Gokul Venkatachalam, 14, of Missouri and Vanya Shivashankar, 13, of Kansas tied as winners of the national spelling bee on Thursday

I assume that those kids got plenty of spelling practice learning to write their own names correctly. Having mastered that, everything else was a doddle.

The Guardian at its unbiased best.

From Comment Is Free:

The problem with referendums is that they can go horribly wrong.

Ten years ago to the day, on 29 May 2005, France held a referendum over whether it should ratify the proposed European constitution. Opinion polls had predicted an overwhelming victory for the yes camp (some expecting the vote for yes to be as high as 65%).

Yet the outcome was a resounding 55% in favour of no. The outcome effectively stymied plans for a single European constitution. Jacques Chirac, then president, had massively overplayed his hand.


How can a referendum possibly 'go wrong', provided the pro's and con's of something are explained to the electorate fairly and in an even handed manner? Not that they ever are of course, it will be hysterical unfounded gibberish from both sides and referendums are usually rigged anyway.
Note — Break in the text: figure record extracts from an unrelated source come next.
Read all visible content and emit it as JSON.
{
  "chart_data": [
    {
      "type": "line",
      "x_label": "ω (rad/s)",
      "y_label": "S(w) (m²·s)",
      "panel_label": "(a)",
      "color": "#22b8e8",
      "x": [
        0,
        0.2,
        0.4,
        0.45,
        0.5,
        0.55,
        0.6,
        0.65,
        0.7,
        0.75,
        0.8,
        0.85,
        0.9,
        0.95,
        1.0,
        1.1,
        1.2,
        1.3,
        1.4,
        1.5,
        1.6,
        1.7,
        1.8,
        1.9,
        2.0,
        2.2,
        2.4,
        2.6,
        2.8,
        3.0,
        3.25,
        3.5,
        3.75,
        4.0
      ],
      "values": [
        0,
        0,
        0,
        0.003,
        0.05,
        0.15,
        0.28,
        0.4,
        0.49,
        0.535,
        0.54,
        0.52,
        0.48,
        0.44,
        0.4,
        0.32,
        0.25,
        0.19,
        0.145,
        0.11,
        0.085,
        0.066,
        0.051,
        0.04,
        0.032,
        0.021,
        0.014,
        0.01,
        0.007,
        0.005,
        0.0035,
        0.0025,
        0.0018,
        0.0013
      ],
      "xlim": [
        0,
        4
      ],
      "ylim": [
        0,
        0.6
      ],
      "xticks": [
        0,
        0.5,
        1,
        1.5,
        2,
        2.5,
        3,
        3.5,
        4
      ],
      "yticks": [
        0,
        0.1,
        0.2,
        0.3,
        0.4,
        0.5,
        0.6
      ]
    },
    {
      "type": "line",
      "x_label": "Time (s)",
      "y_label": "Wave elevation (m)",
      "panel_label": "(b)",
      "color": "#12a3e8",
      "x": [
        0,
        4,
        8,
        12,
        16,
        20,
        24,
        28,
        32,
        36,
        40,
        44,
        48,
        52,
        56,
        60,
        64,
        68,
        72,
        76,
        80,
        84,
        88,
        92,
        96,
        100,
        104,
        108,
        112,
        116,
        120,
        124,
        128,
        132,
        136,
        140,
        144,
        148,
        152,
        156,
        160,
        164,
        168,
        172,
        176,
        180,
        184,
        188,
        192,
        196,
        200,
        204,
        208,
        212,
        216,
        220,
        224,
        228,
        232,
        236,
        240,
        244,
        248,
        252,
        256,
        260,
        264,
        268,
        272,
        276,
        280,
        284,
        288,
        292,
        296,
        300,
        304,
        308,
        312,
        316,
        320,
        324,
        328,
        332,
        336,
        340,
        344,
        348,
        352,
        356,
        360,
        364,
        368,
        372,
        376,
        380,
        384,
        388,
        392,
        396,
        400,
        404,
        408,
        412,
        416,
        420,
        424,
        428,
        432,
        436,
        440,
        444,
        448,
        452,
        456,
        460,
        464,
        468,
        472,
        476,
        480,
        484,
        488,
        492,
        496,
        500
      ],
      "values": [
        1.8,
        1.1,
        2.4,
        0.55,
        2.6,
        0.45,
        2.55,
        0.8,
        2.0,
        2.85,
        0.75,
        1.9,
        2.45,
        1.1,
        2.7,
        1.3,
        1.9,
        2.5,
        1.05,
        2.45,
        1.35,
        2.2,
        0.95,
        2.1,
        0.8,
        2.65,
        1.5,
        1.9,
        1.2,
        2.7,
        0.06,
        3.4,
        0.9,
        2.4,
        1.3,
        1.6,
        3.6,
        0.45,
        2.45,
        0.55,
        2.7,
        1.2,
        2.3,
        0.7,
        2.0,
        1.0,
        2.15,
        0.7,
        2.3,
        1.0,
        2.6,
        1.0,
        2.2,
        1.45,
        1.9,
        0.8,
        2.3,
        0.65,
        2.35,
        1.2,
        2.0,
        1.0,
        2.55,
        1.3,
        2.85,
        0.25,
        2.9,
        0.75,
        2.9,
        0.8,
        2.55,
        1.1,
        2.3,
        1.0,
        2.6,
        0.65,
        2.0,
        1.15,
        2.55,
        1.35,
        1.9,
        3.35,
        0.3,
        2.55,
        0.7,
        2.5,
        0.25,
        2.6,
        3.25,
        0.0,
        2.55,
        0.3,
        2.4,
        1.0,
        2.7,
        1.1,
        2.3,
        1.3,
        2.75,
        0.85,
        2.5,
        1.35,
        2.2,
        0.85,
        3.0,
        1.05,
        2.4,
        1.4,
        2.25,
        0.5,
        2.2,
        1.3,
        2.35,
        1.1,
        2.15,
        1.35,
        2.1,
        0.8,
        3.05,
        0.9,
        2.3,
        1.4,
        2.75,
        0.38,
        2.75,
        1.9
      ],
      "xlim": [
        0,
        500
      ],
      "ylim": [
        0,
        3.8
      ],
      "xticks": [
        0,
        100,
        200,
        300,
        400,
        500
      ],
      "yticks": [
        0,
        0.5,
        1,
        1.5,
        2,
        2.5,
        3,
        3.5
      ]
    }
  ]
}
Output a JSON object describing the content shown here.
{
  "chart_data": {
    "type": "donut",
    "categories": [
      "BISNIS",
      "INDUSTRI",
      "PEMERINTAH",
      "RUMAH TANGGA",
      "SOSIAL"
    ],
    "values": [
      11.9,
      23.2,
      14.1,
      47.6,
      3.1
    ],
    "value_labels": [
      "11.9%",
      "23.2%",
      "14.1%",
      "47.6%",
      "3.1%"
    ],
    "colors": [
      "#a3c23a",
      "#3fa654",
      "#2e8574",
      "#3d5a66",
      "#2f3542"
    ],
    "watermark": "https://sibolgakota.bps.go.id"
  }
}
It's like asking somebody what they'd like to drink/where they'd like to go on holiday/what their favourite colour is, and then when they reply, following up with "Are you sure?" or even worse, telling them "No you don't."

"BBC uncovers 'aggressive' tax avoidance scheme"

From the BBC:

Anderson Group, one of the recruitment industry's most high-profile companies, is promoting an "aggressive" tax avoidance scheme which experts are calling "abusive".

The scheme was once expelled from school for stealing lunch money off younger children, has since been found guilty of a string of petty thefts and is currently trying to mug the government's Employment Allowance.

The scheme has cornered the Treasury in a dark alley and is demanding tens of millions of pounds of National Insurance refunds.

Anderson Group says that all of its services are fully compliant with UK tax laws. It says it is "totally incorrect" to say that Anderson Group is promoting the scheme and says the product arrived at its offices one day and "made it an offer it couldn't refuse".

When invited to comment, the scheme punched our reporter in the face and left abusive comments on his Facebook page.

We're all going to die.

Leg Iron takes a critical look at one such announcement.

Here's the other:

Fruit snacks 'contain more sugar than sweets'

Great! Then people who skip their 'five-a-day' and eat sweets will stay slim.

Thursday, 28 May 2015

Daily Mail on Top Form

From the Daily Mail

A former general secretary of the Cayman Islands Football Association.

The 58-year-old is an advisor to the CONCACAF president Jeffrey Webb and is a former CIFA general secretary.

The U.S. Department of Justice lists his nationality as United Kingdom and he is understood to have studied at Imperial College in London in 1970s.

He and his wife own a £500,000 home near Turnpike Lane tube station in North London.